Unsurprisingly, neither adult nor juvenile resistance evolve for sufficiently low levels of sterility virulence but resistance at both life stages may evolve when sterility virulence is sufficiently high (figure 2). Typically, juvenile and adult resistance both evolve towards a continuously stable strategy, although bistability is also possible for more extreme parameters (e.g. high transmissibility as shown in figures 3b and 4). We focus here on continuously stable strategies. If both juvenile and adult resistance are initially low then the density of infected individuals is likely to be relatively high and hence there may be selection for resistance at both life stages. As both resistance traits increase, the number of infected individuals (and hence the risk of infection) falls, acting as a negative feedback on selection until both juvenile and adult resistance reach stable values (figure 3a). Similarly, if juvenile resistance is initially high and adult resistance is initially low, then small changes in adult resistance are far less costly than similar changes in juvenile resistance (because trade-offs are accelerating). Therefore, selection acts to decrease juvenile resistance (which results in a large reduction in costs) and increase adult resistance (which only leads to a small increase in costs).
The stable levels of juvenile and adult resistance will clearly depend on the nature of the trade-offs involved, as equal levels of resistance will generally not incur the same cost to the host. However, regardless of which life-history traits trade-off with resistance and at which life stage resistance acts, the general shape of the resistance curve in response to variation in sterility virulence is consistent. Specifically, at moderate levels of sterility virulence there is a sharp increase in resistance but this plateaus when sterility virulence is high. This suggests that when sterility virulence is at moderate levels, a relatively small increase in virulence can lead to a marked increase in selection for resistance at both juvenile and adult stages, regardless of the underlying trade-offs.

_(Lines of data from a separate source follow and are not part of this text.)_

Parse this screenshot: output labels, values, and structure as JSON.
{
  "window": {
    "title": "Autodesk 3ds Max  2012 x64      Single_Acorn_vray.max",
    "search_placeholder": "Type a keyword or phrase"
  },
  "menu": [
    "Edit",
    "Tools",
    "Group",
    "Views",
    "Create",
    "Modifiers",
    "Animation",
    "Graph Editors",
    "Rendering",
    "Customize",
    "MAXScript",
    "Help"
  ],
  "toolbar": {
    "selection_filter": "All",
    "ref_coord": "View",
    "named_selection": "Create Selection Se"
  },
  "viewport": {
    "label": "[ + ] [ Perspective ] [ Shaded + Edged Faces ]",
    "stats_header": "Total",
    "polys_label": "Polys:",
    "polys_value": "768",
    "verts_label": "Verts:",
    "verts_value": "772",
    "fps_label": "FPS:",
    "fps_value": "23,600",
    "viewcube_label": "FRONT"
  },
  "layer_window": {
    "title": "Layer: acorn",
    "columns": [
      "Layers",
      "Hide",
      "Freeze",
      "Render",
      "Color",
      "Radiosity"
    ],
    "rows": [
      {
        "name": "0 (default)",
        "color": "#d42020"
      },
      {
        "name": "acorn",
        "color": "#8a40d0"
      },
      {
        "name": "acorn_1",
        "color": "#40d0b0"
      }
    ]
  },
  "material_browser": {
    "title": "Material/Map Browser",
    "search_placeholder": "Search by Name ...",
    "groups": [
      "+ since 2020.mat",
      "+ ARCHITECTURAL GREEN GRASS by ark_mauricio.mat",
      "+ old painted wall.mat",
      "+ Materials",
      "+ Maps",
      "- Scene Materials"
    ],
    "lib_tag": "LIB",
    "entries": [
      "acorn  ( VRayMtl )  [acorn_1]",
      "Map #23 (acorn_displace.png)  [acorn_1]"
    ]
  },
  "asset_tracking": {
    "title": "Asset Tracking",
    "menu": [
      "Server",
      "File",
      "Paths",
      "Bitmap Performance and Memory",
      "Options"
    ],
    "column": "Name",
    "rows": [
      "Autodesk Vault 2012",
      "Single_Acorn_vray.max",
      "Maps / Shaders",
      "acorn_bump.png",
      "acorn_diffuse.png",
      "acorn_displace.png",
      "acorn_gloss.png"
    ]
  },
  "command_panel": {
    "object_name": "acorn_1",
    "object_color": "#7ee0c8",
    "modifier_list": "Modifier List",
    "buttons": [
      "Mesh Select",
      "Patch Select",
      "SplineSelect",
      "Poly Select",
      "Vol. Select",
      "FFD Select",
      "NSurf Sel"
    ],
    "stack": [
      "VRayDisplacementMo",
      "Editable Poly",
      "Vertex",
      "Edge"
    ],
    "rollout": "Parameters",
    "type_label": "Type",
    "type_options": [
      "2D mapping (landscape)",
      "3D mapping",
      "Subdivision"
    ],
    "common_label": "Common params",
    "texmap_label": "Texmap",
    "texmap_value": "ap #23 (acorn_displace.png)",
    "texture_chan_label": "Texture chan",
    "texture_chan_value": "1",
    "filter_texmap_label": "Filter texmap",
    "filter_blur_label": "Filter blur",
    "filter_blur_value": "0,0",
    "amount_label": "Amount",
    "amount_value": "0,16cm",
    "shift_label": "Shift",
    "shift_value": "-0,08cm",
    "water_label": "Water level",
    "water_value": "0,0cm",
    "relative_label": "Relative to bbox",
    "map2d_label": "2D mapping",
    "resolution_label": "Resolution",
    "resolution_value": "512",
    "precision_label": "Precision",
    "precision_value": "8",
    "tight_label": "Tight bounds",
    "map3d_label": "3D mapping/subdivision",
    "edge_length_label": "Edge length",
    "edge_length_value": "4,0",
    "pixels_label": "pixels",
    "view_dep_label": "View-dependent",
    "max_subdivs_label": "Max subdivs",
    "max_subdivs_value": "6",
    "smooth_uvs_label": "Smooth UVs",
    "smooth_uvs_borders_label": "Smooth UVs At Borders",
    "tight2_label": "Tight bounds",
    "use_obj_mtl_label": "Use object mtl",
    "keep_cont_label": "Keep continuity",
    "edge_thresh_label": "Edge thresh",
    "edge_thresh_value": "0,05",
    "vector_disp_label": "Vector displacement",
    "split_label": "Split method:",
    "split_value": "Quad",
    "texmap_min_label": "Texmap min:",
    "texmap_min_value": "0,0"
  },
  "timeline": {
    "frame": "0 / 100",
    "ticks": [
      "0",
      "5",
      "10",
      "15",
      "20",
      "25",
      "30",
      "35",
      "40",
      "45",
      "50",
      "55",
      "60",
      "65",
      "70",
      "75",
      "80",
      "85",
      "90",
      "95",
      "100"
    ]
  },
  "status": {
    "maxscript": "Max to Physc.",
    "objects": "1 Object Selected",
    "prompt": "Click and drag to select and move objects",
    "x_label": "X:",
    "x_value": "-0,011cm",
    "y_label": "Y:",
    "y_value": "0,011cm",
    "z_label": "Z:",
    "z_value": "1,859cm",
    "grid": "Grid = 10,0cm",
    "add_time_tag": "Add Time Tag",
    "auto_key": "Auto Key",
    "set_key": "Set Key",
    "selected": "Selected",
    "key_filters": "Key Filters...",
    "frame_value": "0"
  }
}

All else being equal (i.e. trade-offs have the same proportional effect on life-history traits for a given level of resistance), juvenile and adult resistance are typically similar if juvenile resistance trades off with maturation (figure 2a,d) or if resistance is associated with an increase in mortality (figure 2e). If, however, juvenile resistance is associated with higher juvenile mortality and adult resistance is associated with lower reproduction, our model predicts that juvenile resistance is consistently higher than adult resistance (figure 2b). Conversely, if juvenile resistance trades off with adult reproduction, then adult resistance is consistently higher than juvenile resistance regardless of whether adult resistance trades off with reproduction (figure 2c) or mortality (figure 2f), and we also see lower levels of juvenile resistance than we do when other trade-offs are present (figure 2; electronic supplementary material, figure S1). Since there is no recovery in our model, becoming infected as a juvenile leads to a permanent reduction in fecundity, yet our model suggests that risking infection as a juvenile is generally a better strategy than investing in resistance if this incurs a reproduction cost. In the electronic supplementary material, we show how these results can be interpreted using the trade-off terms in the fitness gradients. For example, in the case of both resistance traits trading off with reproduction, we show that selection for lower resistance at the juvenile stage occurs owing to less time spent, on average, as a susceptible juvenile than as a susceptible adult. Hence the benefits of juvenile resistance are lower than for adult resistance.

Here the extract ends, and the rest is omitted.